40 aydır Suriye'de rehin tutulan Japon gazeteci Jumpei Yasuda, Türkiye ve Katar’ın arabuluculuğuyla Suriye’den Hatay’a getirildi.
İstanbul’daki Suudi Arabistan Başkonsolosluğu’nda öldürülen gazeteci Cemal Kaşıkçı’dan sonra dünyanın gözü bu kez de Japon gazeteci Jumpei Yasuda için Türkiye’ye çevrildi.
2015 yılında Suriye’de cihatçılar tarafından kaçırılan Yasuda, 23 Ekim Salı günü serbest bırakıldı. Yasuda, Türkiye ve Katar’ın arabuluculuğu sonucunda Suriye’den Hatay’a getirildi.
Hatay Valisi'nden yapılan açıklamada, “Bugün devletimizin ilgili birimleri tarafından, Japon makamları ile yapılan istişareler neticesinde söz konusu şahsın 2015 yılında kaçak yollarla girdiği Suriye'de kaçırılan kayıp Japon basın mensubu Jumpei Yasuda olduğu tespit edilmiştir“ ifadelerine yer verildi. Vali Erdal Ata, herhangi bir askeri operasyonun gerçekleşmediğini, emniyetin ve istihbarat birimlerinin yaptığı çalışma sonrasında basın mensubunun bulunduğunu kaydetti.
Hatay Valiliği ayrıca, Japon gazeteci Jumpei Yasuda’nın 2015 yılının Haziran ayında Hatay’ın Altınözü ilçesine bağlı Karbeyaz’dan kaçak yollarla Suriye’ye girdiğini açıkladı.
Hatay'ın Payas ilçesine Karbeyaz’ın karşısında Suriye’nin İdlip vilayetine bağlı Darkuş kasabası yer alıyor ve bu kasaba El-Kaide’nin Suriye kolu Nusra Cephesi (şimdiki adıyla Heyet-i Tahrir’uş Şam/HTŞ) kontrolünde bulunuyor.

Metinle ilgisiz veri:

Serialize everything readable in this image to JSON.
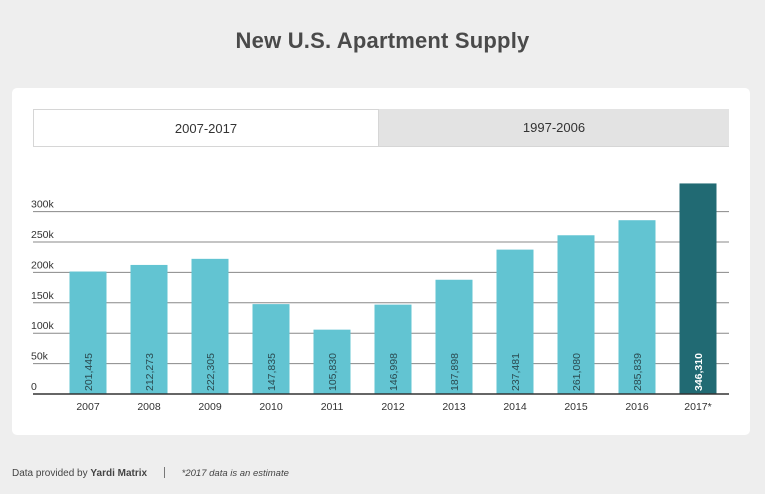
{
  "title": "New U.S. Apartment Supply",
  "tabs": [
    {
      "label": "2007-2017",
      "active": true
    },
    {
      "label": "1997-2006",
      "active": false
    }
  ],
  "footer": {
    "prefix": "Data provided by",
    "brand": "Yardi Matrix",
    "note": "*2017 data is an estimate"
  },
  "colors": {
    "bar": "#62c4d2",
    "highlight": "#216a73",
    "grid": "#888888",
    "axis": "#333333"
  },
  "chart_data": {
    "type": "bar",
    "categories": [
      "2007",
      "2008",
      "2009",
      "2010",
      "2011",
      "2012",
      "2013",
      "2014",
      "2015",
      "2016",
      "2017*"
    ],
    "values": [
      201445,
      212273,
      222305,
      147835,
      105830,
      146998,
      187898,
      237481,
      261080,
      285839,
      346310
    ],
    "value_labels": [
      "201,445",
      "212,273",
      "222,305",
      "147,835",
      "105,830",
      "146,998",
      "187,898",
      "237,481",
      "261,080",
      "285,839",
      "346,310"
    ],
    "highlight_index": 10,
    "yticks": [
      0,
      50000,
      100000,
      150000,
      200000,
      250000,
      300000
    ],
    "ytick_labels": [
      "0",
      "50k",
      "100k",
      "150k",
      "200k",
      "250k",
      "300k"
    ],
    "ylim": [
      0,
      300000
    ],
    "grid": true,
    "xlabel": "",
    "ylabel": ""
  }
}
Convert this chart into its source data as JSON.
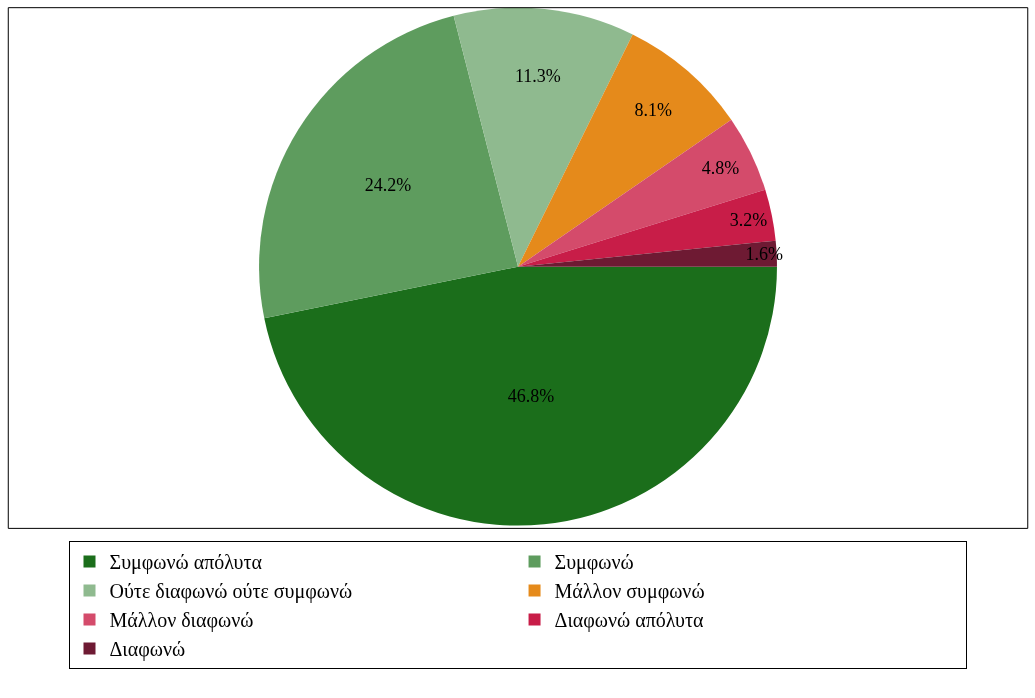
{
  "chart_data": {
    "type": "pie",
    "categories": [
      "Συμφωνώ απόλυτα",
      "Συμφωνώ",
      "Ούτε διαφωνώ ούτε συμφωνώ",
      "Μάλλον συμφωνώ",
      "Μάλλον διαφωνώ",
      "Διαφωνώ απόλυτα",
      "Διαφωνώ"
    ],
    "values": [
      46.8,
      24.2,
      11.3,
      8.1,
      4.8,
      3.2,
      1.6
    ],
    "value_labels": [
      "46.8%",
      "24.2%",
      "11.3%",
      "8.1%",
      "4.8%",
      "3.2%",
      "1.6%"
    ],
    "colors": [
      "#1b6e1b",
      "#5e9c5e",
      "#8fba8f",
      "#e58a1b",
      "#d44b6b",
      "#c81d48",
      "#6e1a33"
    ],
    "legend": "bottom"
  }
}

Hatay Valiliği İl Göç İdaresi Müdürlüğü’ne kimlik tespiti için getirilen Yasuda, 24 Ekim'de Japonya’nın Ankara Büyükelçiliği’nden gelen yetkililer ile görüştü. Gerçekleşen görüşme sonrasında söz konusu kişinin Jumpei Yasuda olduğu doğrulandı. Nusra, 2015 yılında kaçırdığı Yasuda için 10 milyon dolar fidye istemiş, Japon hükümeti parayı ödemeyi reddetmişti.
Jumpei Yasuda’nın serbest bırakılmasının ardından süreci yerinde takip etmek için Hatay’a gelen Japon gazeteciler, Yasuda’nın muhalif bir gazeteci olduğu için Japon hükümeti tarafından “istenmeyen adam“ ilan edildiğini, ancak hükümetin şimdi „siyasi bir şova hazırladığını“ söylüyorlar.
Yasuda, Geri Gönderme Merkezi'nde emniyet güçlerine yaptığı kısa bir açıklama videoya alındı ve gazetecilerle paylaşıldı. Açıklamada „Ben bir gazeteciyim. 40 aydır Suriye'de tutuluyordum. Şimdi Türkiye'de güvendeyim.“ dedi.
Yasuda’nın tutulduğu Hatay’daki Geri Gönderme Merkezi, Suriye’den yasa dışı yollarla Türkiye’ye geçiş yapanların getirildiği mülteci ya da YTS (Yabancı Terörist Savaşçı) olarak ayıklandığı bir merkez olarak da faaliyet gösteriyor. Bu merkez ayrıca, yabancı cihatçı militanların üçüncü ülkelere geri gönderildiği yer olmasıyla da dikkat çekiyor. Yasuda'nın tutulduğu Geri Gönderme Merkezi'nde tutulan mülteciler, gazetecileri görünce „Peki bize ne olacak, özgürlük ve adalete ihtiyacımız var“ yazılı bir pankart açtı.
2016 yılında CHP Milletvekili Murat Bakan, dönemin İçişleri Bakanı Efkan Ala’nın yanıtlaması istemiyle verdiği soru önergesinde, Hatay’daki Geri Gönderme Merkezi’nden 11 IŞİD’linin firar ettiğini hatırlatmış ve yakalanamayan 5’inin, 28 Haziran 2016’da İstanbul Atatürk Havalimanı’nda yaşanan saldırısıyla ilgisinin bulunup bulunmadığını sormuştu.